O Supremo Tribunal Federal (STF) condenou o ex-deputado Eduardo Bolsonaro a quatro anos e dois meses de reclusão em regime semiaberto pelo crime de coação no curso do processo relacionado aos atos golpistas de 8 de janeiro de 2023. No entanto, o cumprimento da pena ainda depende do trânsito em julgado e de questões diplomáticas, já que o filho do ex-presidente Jair Bolsonaro reside nos Estados Unidos.
Detalhes da condenação
A decisão foi unânime entre os ministros do STF. A defesa de Eduardo Bolsonaro ainda pode apresentar embargos de declaração, recurso que visa esclarecer omissões, contradições ou pontos obscuros, sem alterar o mérito. O constitucionalista Pedro Serrano, professor da Pontifícia Universidade Católica de São Paulo (PUC-SP), afirmou que “não cabe nenhum tipo de recurso que possa incidir sobre a coisa julgada, ou seja, alterar o mérito da decisão”. O jurista Lenio Streck estimou que o trânsito em julgado deve ocorrer em cerca de dois meses.

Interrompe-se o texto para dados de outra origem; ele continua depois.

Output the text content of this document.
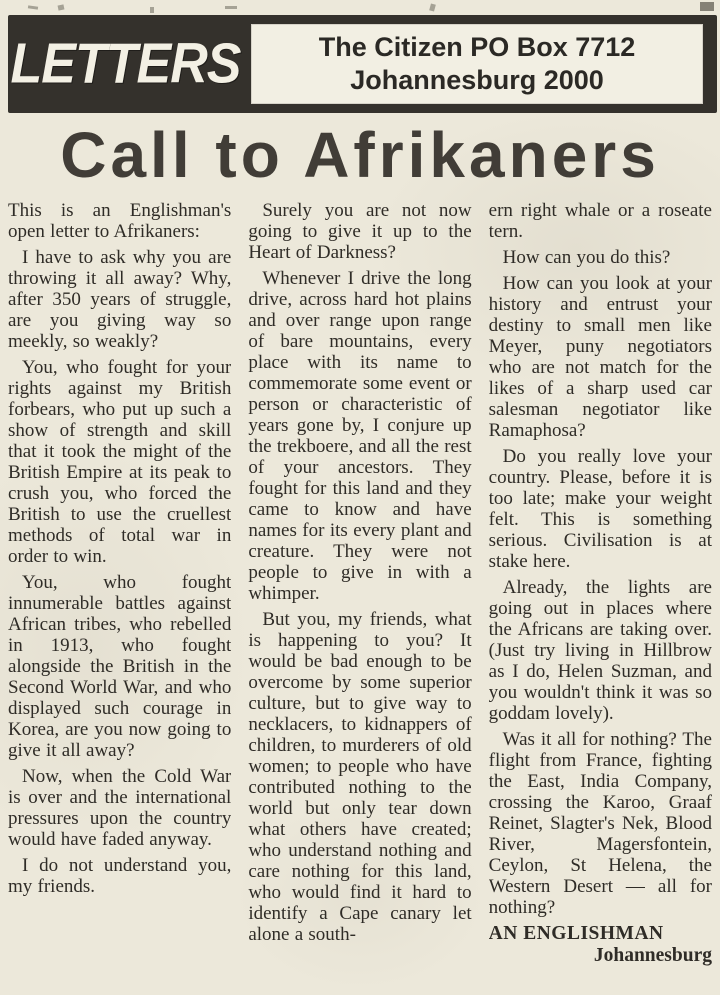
LETTERS	The Citizen PO Box 7712
Johannesburg 2000
Call to Afrikaners

This is an Englishman's open letter to Afrikaners:

I have to ask why you are throwing it all away? Why, after 350 years of struggle, are you giving way so meekly, so weakly?

You, who fought for your rights against my British forbears, who put up such a show of strength and skill that it took the might of the British Empire at its peak to crush you, who forced the British to use the cruellest methods of total war in order to win.

You, who fought innumerable battles against African tribes, who rebelled in 1913, who fought alongside the British in the Second World War, and who displayed such courage in Korea, are you now going to give it all away?

Now, when the Cold War is over and the international pressures upon the country would have faded anyway.

I do not understand you, my friends.

Surely you are not now going to give it up to the Heart of Darkness?

Whenever I drive the long drive, across hard hot plains and over range upon range of bare mountains, every place with its name to commemorate some event or person or characteristic of years gone by, I conjure up the trekboere, and all the rest of your ancestors. They fought for this land and they came to know and have names for its every plant and creature. They were not people to give in with a whimper.

But you, my friends, what is happening to you? It would be bad enough to be overcome by some superior culture, but to give way to necklacers, to kidnappers of children, to murderers of old women; to people who have contributed nothing to the world but only tear down what others have created; who understand nothing and care nothing for this land, who would find it hard to identify a Cape canary let alone a south-

ern right whale or a roseate tern.

How can you do this?

How can you look at your history and entrust your destiny to small men like Meyer, puny negotiators who are not match for the likes of a sharp used car salesman negotiator like Ramaphosa?

Do you really love your country. Please, before it is too late; make your weight felt. This is something serious. Civilisation is at stake here.

Already, the lights are going out in places where the Africans are taking over. (Just try living in Hillbrow as I do, Helen Suzman, and you wouldn't think it was so goddam lovely).

Was it all for nothing? The flight from France, fighting the East, India Company, crossing the Karoo, Graaf Reinet, Slagter's Nek, Blood River, Magersfontein, Ceylon, St Helena, the Western Desert — all for nothing?

AN ENGLISHMAN
Johannesburg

A advogada Amanda Vitorino Melonio, integrante da Rede Feminista de Juristas (deFEMde), lembrou que o STF consolidou em 2019 o entendimento de que a pena só deve ser executada após o esgotamento de todos os recursos. “É constitucional a regra do Código de Processo Penal que prevê o esgotamento de todas as possibilidades de recurso para o início do cumprimento da pena”, destacou.
Obstáculos para o cumprimento da pena
A principal dificuldade para a execução da pena é a permanência de Eduardo Bolsonaro nos Estados Unidos. Para que a prisão ocorra, o Brasil precisará solicitar a extradição, que depende da análise das autoridades norte-americanas. Serrano observou que “enquanto ele estiver lá, protegido pelo governo do Trump, a realidade é que não vai ter como executar essa pena no aspecto da restrição ao direito de liberdade dele”. Streck complementou que “estando lá, o Brasil precisa pedir a extradição”, mas ponderou que a situação pode se complicar se o ex-deputado obtiver asilo político.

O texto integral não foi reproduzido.